"Tightly focused blackberry, plum and spice fruit; has depth and good tannins, the oak well integrated. Carries its alcohol with ease." 94 points, James Halliday (July 2006)
"Oscar Semmler shiraz is a single vineyard wine made from vines that are now 30 years old. It is matured for 24 months in new and used French oak hogsheads – and the French oak does it the world of good. It’s big and dry but there’s a sense of completeness to it too, the resiny, cedary influence of the French oak marrying beautifully to deep, black, textured fruit – this is a terrifically supple wine. It’s dense and weighty but there’s some red fruit brightness too. It’s fully of licoricey, blackberried impact.
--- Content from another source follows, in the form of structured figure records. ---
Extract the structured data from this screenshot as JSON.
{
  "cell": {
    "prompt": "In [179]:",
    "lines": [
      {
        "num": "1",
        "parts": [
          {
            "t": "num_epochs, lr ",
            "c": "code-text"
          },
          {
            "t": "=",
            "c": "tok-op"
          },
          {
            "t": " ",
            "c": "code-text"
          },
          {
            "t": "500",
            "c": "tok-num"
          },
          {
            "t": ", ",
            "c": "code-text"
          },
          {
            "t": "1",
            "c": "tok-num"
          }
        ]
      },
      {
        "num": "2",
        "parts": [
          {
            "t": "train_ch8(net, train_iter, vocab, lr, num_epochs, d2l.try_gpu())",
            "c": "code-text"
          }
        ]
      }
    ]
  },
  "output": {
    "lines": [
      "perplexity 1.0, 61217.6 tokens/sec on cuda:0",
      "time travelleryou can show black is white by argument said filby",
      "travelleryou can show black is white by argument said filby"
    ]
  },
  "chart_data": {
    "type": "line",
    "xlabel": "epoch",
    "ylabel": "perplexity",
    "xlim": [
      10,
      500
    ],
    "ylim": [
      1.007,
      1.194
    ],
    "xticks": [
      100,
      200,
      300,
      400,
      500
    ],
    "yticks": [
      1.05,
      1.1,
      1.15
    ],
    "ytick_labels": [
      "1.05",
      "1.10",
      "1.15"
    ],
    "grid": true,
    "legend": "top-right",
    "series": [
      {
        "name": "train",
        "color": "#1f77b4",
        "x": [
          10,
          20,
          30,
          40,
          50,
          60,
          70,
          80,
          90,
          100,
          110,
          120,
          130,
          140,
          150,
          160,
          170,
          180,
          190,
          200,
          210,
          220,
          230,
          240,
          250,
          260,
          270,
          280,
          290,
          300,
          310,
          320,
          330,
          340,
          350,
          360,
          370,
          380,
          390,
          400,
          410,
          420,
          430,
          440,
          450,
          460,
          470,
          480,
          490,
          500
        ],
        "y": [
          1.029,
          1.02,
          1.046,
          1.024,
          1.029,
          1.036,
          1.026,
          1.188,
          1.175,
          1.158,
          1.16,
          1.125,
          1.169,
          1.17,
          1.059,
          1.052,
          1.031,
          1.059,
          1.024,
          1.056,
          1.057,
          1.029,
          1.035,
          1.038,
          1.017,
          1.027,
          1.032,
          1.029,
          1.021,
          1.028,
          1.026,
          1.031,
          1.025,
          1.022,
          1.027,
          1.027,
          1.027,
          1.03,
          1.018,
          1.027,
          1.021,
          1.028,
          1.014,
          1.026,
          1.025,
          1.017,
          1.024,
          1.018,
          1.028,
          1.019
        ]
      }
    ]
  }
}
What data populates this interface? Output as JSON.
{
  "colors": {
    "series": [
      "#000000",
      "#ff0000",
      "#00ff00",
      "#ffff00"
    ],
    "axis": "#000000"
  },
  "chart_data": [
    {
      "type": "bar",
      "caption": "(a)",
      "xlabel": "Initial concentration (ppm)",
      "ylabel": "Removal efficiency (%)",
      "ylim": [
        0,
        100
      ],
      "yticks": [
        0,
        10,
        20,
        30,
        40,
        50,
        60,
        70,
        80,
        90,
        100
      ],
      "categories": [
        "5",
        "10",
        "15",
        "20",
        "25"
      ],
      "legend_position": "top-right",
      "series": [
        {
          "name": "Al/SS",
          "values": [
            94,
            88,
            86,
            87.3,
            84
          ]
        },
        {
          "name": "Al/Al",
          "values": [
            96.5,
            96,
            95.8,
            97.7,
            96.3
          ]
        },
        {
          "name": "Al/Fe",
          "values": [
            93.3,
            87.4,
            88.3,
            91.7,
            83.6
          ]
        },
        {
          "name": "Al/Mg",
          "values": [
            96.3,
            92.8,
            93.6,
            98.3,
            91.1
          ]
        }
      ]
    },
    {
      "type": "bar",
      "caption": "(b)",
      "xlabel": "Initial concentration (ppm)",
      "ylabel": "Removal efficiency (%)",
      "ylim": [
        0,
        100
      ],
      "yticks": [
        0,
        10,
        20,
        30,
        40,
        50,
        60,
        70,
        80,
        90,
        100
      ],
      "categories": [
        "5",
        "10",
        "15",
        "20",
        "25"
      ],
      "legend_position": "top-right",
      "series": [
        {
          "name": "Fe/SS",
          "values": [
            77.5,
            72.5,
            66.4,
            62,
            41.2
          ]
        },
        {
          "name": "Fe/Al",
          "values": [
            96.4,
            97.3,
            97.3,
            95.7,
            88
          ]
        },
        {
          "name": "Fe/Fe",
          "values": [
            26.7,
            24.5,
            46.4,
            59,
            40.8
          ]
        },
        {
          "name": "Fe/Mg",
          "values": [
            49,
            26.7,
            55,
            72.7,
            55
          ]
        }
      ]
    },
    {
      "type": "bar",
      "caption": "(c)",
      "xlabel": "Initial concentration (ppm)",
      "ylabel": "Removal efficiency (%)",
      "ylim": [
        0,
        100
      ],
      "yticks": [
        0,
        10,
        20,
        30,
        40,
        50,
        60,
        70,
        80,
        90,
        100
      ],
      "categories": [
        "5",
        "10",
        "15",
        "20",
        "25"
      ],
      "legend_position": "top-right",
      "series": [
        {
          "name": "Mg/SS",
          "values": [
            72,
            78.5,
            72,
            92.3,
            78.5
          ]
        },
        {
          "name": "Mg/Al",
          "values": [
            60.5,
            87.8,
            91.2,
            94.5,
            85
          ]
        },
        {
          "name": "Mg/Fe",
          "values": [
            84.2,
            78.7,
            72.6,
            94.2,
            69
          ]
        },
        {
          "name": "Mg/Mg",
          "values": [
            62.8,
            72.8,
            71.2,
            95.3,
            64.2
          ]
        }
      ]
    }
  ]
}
It’s warm and a touch spirity, but it is also a hearty tribute to what Barossan shiraz is all about."
93 points, Campbell Mattinson (January 2005)
"The single vineyard Reserve, the 2004 Shiraz Oscar Semmler, was aged in new and one year old French oak for 22 months prior to bottling. Its dense ruby/purple hue is followed by sumptuous aromas of graphite, blueberries, creme de cassis, licorice, and white pepper. With fabulous fruit, good balance, ripe tannin, and a full-bodied, long finish, this beauty can be drunk now or cellared for a decade." 93 points, Robert Parker Jr (October 2006)
Colonel William Light, the South Australian colony’s Surveyor-General, named the Barossa in 1837 after the site of an English victory over the French in the Spanish Peninsular War. In the mid-1800’s Silesian and English immigrants settled in the area. The Barossa itself comprises two distinct sub-regions: Eden Valley and the warmer Barossa Valley floor at 270m.The Barossa Valley enjoys a warm Mediterranean climate characterised by hot dry summers and relatively low rainfall. Cool sea breezes from the Gulf of St Vincent modify the temperature, however hot northerly winds can occasionally dominate creating considerable vine stress. Many older established vineyards are dry-grown, but supplementary irrigation is also extensively used. The valley is comprised of rich brown soils and alluvial sands. A long history of uninterrupted viticulture in the area means the Barossa valley is home to Australia’s largest concentration of old-vine Shiraz, Grenache and Mourvedre with many over 100 years old. Although most famous for Shiraz, the Barossa can also produce fragrant and deliciously fruity Grenache blends and beautifully rich, chocolatey Cabernet Sauvignons.